Matt Holland, CEO of Field Effect, said cybersecurity types aren’t panicking about systems like Mythos. Photo: Justin Tang for The Logic

It does seem very likely, though, that we’re starting a period in which Mythos and its equivalents find bugs that have been sitting unnoticed in software for a long time. Bad actors trying to abuse them will race against good ones trying to fix them. Eventually, we’ll reach a new normal in which programmers use these tools to go over code before it goes into the wider world.

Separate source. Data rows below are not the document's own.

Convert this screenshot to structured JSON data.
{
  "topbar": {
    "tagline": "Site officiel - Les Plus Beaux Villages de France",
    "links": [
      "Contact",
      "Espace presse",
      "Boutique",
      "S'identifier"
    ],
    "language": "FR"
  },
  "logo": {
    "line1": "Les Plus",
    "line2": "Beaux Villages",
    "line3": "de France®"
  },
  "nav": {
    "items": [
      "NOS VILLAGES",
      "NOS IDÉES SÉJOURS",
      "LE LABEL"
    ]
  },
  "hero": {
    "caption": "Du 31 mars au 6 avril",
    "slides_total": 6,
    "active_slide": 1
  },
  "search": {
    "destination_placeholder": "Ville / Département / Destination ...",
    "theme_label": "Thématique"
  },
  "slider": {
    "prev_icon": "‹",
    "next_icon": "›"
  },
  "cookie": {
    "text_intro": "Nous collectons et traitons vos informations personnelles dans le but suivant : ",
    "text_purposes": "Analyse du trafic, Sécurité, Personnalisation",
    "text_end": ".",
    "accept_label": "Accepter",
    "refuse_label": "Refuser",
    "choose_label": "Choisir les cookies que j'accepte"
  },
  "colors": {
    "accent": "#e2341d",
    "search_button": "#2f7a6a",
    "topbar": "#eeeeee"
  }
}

Bigger companies with major cybersecurity teams will get to the end of the bumpy ride first, Paterson expects, because they’ll make best use of Mythos and its AI-model cousins. Small companies that use the big ones’ products will tag along.

“My concern is particularly in the mid-market, where organizations are big enough to write their own code, but they’re maybe not big enough to fully staff and empower vulnerability management teams,” Paterson says. “I’d be particularly concerned about them being at risk to the bad guys.”

Hu says standard cyber hygiene is the best response for people who are trying to use software rather than write it. Programmers can fix their code but that doesn’t help if users don’t download and install the patched versions.

“The appropriate message is: ‘Please, please update. Please update,’” Hu says.

If cybersecurity pros are taking the arrival of these models with trained equanimity, others, like Schaeffer, are watching the exponential increase in AI’s coding capabilities with more wonder.

Schaeffer has not hauled Chinook out of virtual storage to see whether a 2026 coding AI can find the problem in his 1992 checkers algorithm. He’s got a company to run. But he has not forgotten.

“The bug bothers me. I will definitely go back and find it just because it’s a part of my life, and I want to get closure on that,” he says. “One day, once I sell out my shares of the company for $1 billion, then I will return back to the checkers project and get AI to answer the question for me.”